Bir de, merhamet duygusunun, ölçüsüz kullanılması ve su-i istimâl edilmesi vardır ki, o da, merhametsizlik kadar, belki daha fazla sevimsiz ve zararlıdır.
Yerinde kullanılan merhamet, bir âb-ı hayat, bir iksir ise, onun su-i istimâl edilmesi de, bir zehir, bir zakkumdur. Ve, asıl olan da, işte bu terkibi kavramaktır. Oksijen ve hidrojen, belli nispetleriyle terkibe girince, en hayâtî bir unsuru meydana getirirler. Nispet bozulduğu ve ayrı ayrı kaldıkları anda ise, yanıcı ve yakıcı hüviyetlerine dönerler. Bunun gibi, merhametin de, hem dozu, hem de kime karşı yapılacağı çok mühimdir. “Canavara karşı merhamet göstermek iştahını açar, sonra döner dişinin kirasını ister.” Azgına merhamet, onu iyice saldırgan yapar ve başkalarına tecavüze teşvik eder. Yılan gibi zehirlemekten lezzet alana merhamet edilmez. Ona merhamet, dünyanın idaresini kobralara bırakmak demektir... (Fethullah Gülen, Çağ ve Nesil)
   HZ. MUHAMMED’İN ŞEFKAT VE MERHAMETİ
Efendimiz (s.a.v), Cenab-ı Hakk'ın rahmaniyet ve rahimiyetinin yeryüzündeki biricik temsilcisi olarak, bu iki mübarek sıfatın tesirini bir iksir gibi kullanmış ve bütün gönüllerde taht kurmuştur. Zaten, şefkat, re’fet, yumuşaklık, yürekten ve samimi olmak kadar insanı, kitlelere kabul ettiren ikinci bir vesile yoktur. İşte, Allah Rasulü iç inceliği, kabiliyet-i fevkalâdesi ve fetanetiyle, rahmet ve şefkati fetanetinin ayrı bir buudu olarak çok iyi değerlendirmiştir ki, bu da O’nun peygamberliğinin ayrı bir delili sayılır.
Allah (c.c):
وَمَا أَرْسَلْنَاكَ إِلَّا رَحْمَةً لِّلْعَالَمِين
“(Ey Muhammed!) Seni ancak âlemlere rahmet olarak gönderdik.” (Enbiya:107)

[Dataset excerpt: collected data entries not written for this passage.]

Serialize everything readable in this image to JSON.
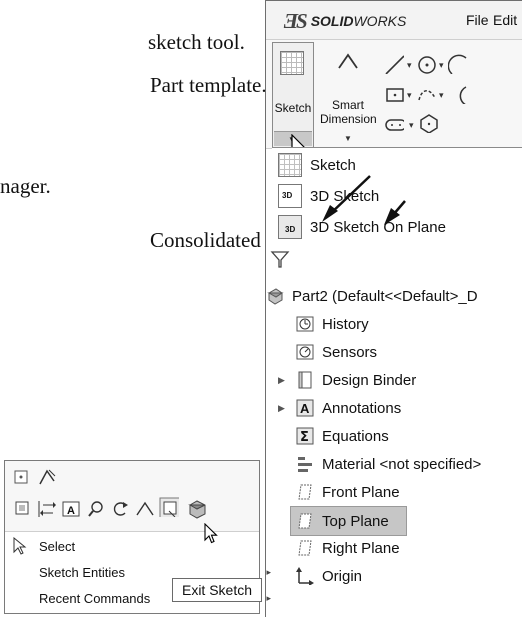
{
  "book": {
    "lines": [
      "sketch tool.",
      "Part template.",
      "nager.",
      "Consolidated"
    ]
  },
  "app": {
    "brand_bold": "SOLID",
    "brand_italic": "WORKS",
    "menu": [
      "File",
      "Edit"
    ]
  },
  "ribbon": {
    "sketch_label": "Sketch",
    "smartdim_label_1": "Smart",
    "smartdim_label_2": "Dimension"
  },
  "dropdown": {
    "items": [
      "Sketch",
      "3D Sketch",
      "3D Sketch On Plane"
    ]
  },
  "tree": {
    "root": "Part2  (Default<<Default>_D",
    "items": [
      "History",
      "Sensors",
      "Design Binder",
      "Annotations",
      "Equations",
      "Material <not specified>",
      "Front Plane",
      "Top Plane",
      "Right Plane",
      "Origin"
    ],
    "selected": "Top Plane"
  },
  "context_menu": {
    "items": [
      "Select",
      "Sketch Entities",
      "Recent Commands"
    ],
    "tooltip": "Exit Sketch"
  },
  "icons": [
    "sketch-grid-icon",
    "smart-dimension-icon",
    "line-icon",
    "circle-icon",
    "arc-icon",
    "rectangle-icon",
    "spline-icon",
    "slot-icon",
    "polygon-icon",
    "filter-icon",
    "part-icon",
    "history-icon",
    "sensors-icon",
    "design-binder-icon",
    "annotations-icon",
    "equations-icon",
    "material-icon",
    "plane-icon",
    "origin-icon",
    "arrow-cursor-icon"
  ]
}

Evet O, pırıl pırıl Hakk rahmetini aksettirmektedir. Sanki O, çöl ortasında bir su menbaı, bir kevser havuzudur da, kabını eline alıp gelen herkes o havuzun başına varmış, hem kabını doldurmuş hem de kana kana içmiştir. İşte O, rahmet buuduyla böyle herkese açık bir kevser kaynağı gibidir... İsteyen her fert O’ndan istifade edebilir.
Şu kadar var ki, O, muhteşem fetanetiyle, mahiyetindeki bu rahmeti, o rahmete muhtaç ruhlara, âdetâ cennete götüren bir nurlu tuzak yapmıştır. Kim o tuzağın büyüleyici atmosferine girerse kendini zirvelerde bulur. İşte “rahmet”, Allah Rasu-lü’nün elinde böyle sihirli bir anahtardır. O, paslanmış küflenmiş ve açılamaz zannedilen bütün kilitleri bu anahtarla açmış ve her sînede bir iman meşalesi yakmıştır.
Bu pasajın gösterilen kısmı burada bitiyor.